Si les vinyles m’étaient contés

À l’affiche au OFFTA, le collectif montréalais PME-ART donnait aujourd’hui la vingt-troisième présentation du DJ qui donnait trop d’information (Hospitalité 5) au Phonopolis. 1000 vinyles, 1000 histoires. Une performance surprenante, joyeuse et rafraîchissante.

J’ai grandi dans une famille de musiciens et de producteurs de musique, DJ pour financer les projets plus personnels, parfois périlleux économiquement. J’ai toujours entendu une règle d’or, une seule : WE DON’T TALK TO THE DJ (c’est un peu comme dans Fight Club). On le laisse tranquille, on ne l’emmerde pas avec des questions du style : tu mets Michael Jackson? Tu mets Nancy Ajram*? Tu as le remix par Prodigy? Tu aimes ce que tu mets? Tu écoutes quoi chez toi? Tu prends un verre après? Tu connais cette toune lalalaaatictic? Si, je t’assure, écoute encore, LALALAATICTIC… Bref, on fout la paix au DJ, on garde en tête qu’il n’est pas là pour parler, il est là pour mettre de la musique et faire danser les gens, point-barre.

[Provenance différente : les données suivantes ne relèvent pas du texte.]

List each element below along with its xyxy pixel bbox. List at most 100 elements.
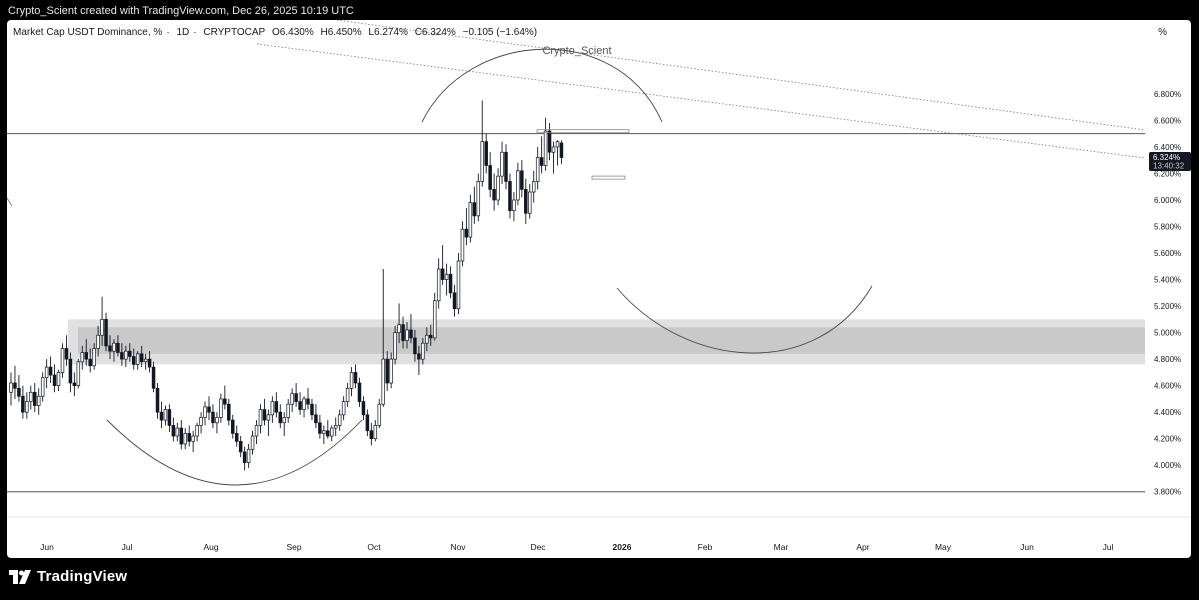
candle (96, 325, 100, 357)
candle (92, 343, 96, 370)
candle-body (444, 273, 449, 280)
candle (460, 221, 465, 267)
candle-body (44, 366, 49, 379)
candle (258, 404, 263, 434)
candle (337, 409, 342, 431)
candle (155, 382, 160, 419)
candle-body (290, 393, 294, 405)
candle (326, 420, 330, 439)
candle-body (13, 382, 17, 389)
candle-body (413, 337, 417, 355)
candle-body (349, 372, 354, 389)
candle-body (385, 358, 389, 384)
y-tick-label: 4.800% (1154, 355, 1181, 364)
arc-projected-bottom (616, 285, 873, 354)
y-tick-label: 4.200% (1154, 435, 1181, 444)
candle (555, 140, 560, 166)
legend-symbol: Market Cap USDT Dominance, % (13, 27, 163, 38)
candle-body (96, 334, 100, 349)
candle (306, 388, 310, 410)
candle-body (484, 141, 488, 166)
candle-body (76, 361, 81, 386)
candle-body (254, 425, 259, 437)
candle (413, 329, 417, 362)
candle-body (425, 334, 429, 344)
candle (68, 352, 73, 393)
candle (104, 312, 108, 352)
candle (207, 396, 211, 421)
candle (496, 168, 500, 206)
trendline-lower (256, 43, 1146, 159)
candle (381, 268, 385, 407)
candle (116, 335, 120, 357)
x-tick-label: Oct (367, 542, 381, 552)
candle-body (238, 440, 243, 453)
candle-body (132, 356, 136, 365)
candle-body (64, 348, 69, 360)
x-tick-label: 2026 (613, 542, 632, 552)
candle (183, 428, 187, 450)
candle (318, 414, 322, 439)
candle (425, 327, 429, 352)
candle (417, 345, 421, 376)
candle-body (432, 300, 437, 339)
candle-body (52, 374, 57, 386)
tradingview-logo[interactable]: TradingView (9, 568, 127, 585)
zone-inner (78, 327, 1145, 354)
x-tick-label: Dec (530, 542, 546, 552)
candle-body (531, 181, 536, 193)
candle (60, 343, 65, 378)
legend-high: H6.450% (320, 27, 362, 38)
price-chart[interactable]: Crypto_Scient 3.800% 4.000% 4.200% 4.400% 4.… (7, 20, 1191, 558)
candle (528, 184, 532, 219)
candle (242, 446, 247, 471)
candle-body (539, 157, 544, 166)
candle (151, 361, 156, 393)
candle-body (223, 398, 227, 405)
candle-body (326, 430, 330, 437)
y-tick-label: 5.000% (1154, 329, 1181, 338)
candle (21, 385, 25, 419)
candle-body (179, 427, 184, 445)
arc-rounded-bottom (106, 419, 363, 486)
candle (132, 348, 136, 370)
candle-body (104, 318, 108, 347)
candle-body (389, 358, 393, 384)
candle-body (476, 181, 481, 217)
candle (234, 425, 239, 447)
candle (203, 401, 207, 426)
candle (345, 382, 350, 407)
candle-body (112, 342, 116, 352)
candle (88, 348, 92, 373)
candle-body (504, 151, 508, 182)
candle (231, 414, 235, 439)
candle-body (330, 427, 334, 437)
candle (369, 422, 374, 446)
candle-body (135, 353, 140, 365)
candle (365, 409, 370, 437)
candle-body (40, 377, 45, 397)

Derrière leurs platines, Caroline Dubois, Claudia Fancello et Jacob Wren du collectif montréalais PME-ART dérogent à cette règle. Ils ont tout un tas de choses à dire et d’histoires à raconter. Dans des théâtres, des magasins de disques, des halls d’hôtels, des musées, des parcs et autres lieux divers, ils vous passent les vinyles qui les ont chamboulés, ceux qu’ils n’aiment plus trop, ceux qu’ils ont aimés à la folie, ceux qu’ils aimeront toujours, ceux qu’ils ne détestent pas tout à fait, ceux qui les font réfléchir, ceux qui les font rire, ceux qui leur font monter les larmes aux yeux…. Et vous racontent par le menu pourquoi. Aucun disque ne les laisse muets : 1 vinyle, 1 histoire, ou même 1 vinyle, 1 histoire à tiroirs, comme les poupées russes.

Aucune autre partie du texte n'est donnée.